Ein Fluch lastet auf uns – Freikaufen unmöglich
Jede schlechte Diagnose ist ein Fluch, der nicht so einfach wieder abgeschüttelt werden kann. Das geht Menschen mit einer Allergie ähnlich: Allergien sind – nach medizinischen Gesichtspunkten – kaum heilbar und können nur durch Meidung der allergenen Substanz und symptomhemmende Medikamente gelindert werden. Nun sind Allergien extrem lästig, doch der Sensenmann ist in der Regel keineswegs der Begleiter dieser Krankheit. Dennoch wissen die Betroffe­nen, dass sie der Allergie nicht entrinnen können. Und das ist bei sehr vielen chronischen Krankheiten – wie bei der Diagnose Demenz – auch der Fall. Auch das sind Flüche, vor denen es kein Entrinnen gibt.
Der Tod allerdings, wenn er sich – z.B. durch eine lebensbe­drohliche Erkrankung – meldet, kann ein endgültiges To­desurteil mit sich bringen. Das ist ein Urteil, bei dem den Betroffenen oftmals unklar ist, weshalb dieses ausgerechnet SIE und dazu ausgerechnet JETZT getroffen hat.

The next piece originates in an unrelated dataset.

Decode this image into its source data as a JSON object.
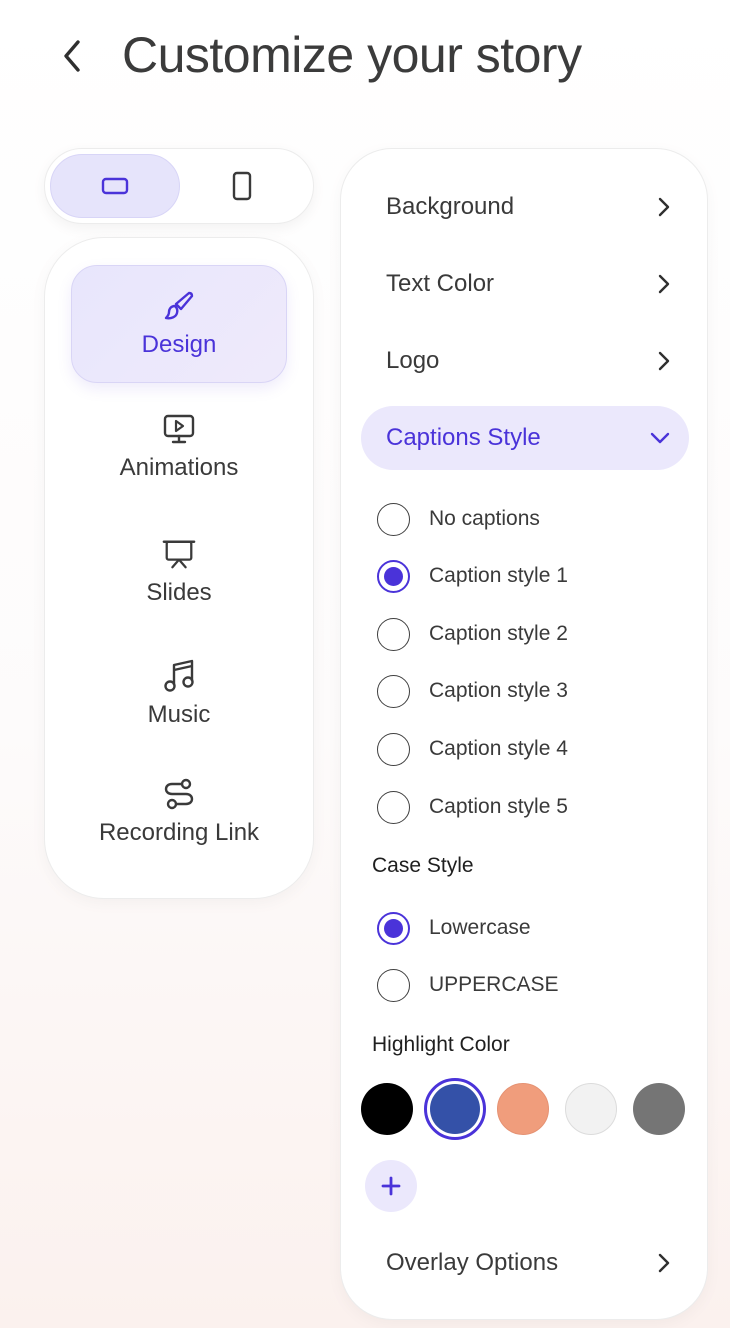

Und wenn es um eine Begleitung durch eine palliative oder hospizliche Einrichtung geht, so steht in fast allen Fällen eine Krebser­krankung im Hintergrund.
In der überwiegenden Zahl der Fälle wird dieses (Todes-) Urteil erst einmal dadurch abgemildert, dass die Betreffen­den sich in eine Untersuchung und die unweigerlich darauf folgende Behandlung begeben. In Fällen einer Krebserkran­kung ist dies jene Abteilung, die sich mit den onkologischen Behandlungen beschäftigt (aus dem griechischen Onkos = »geschwollen«).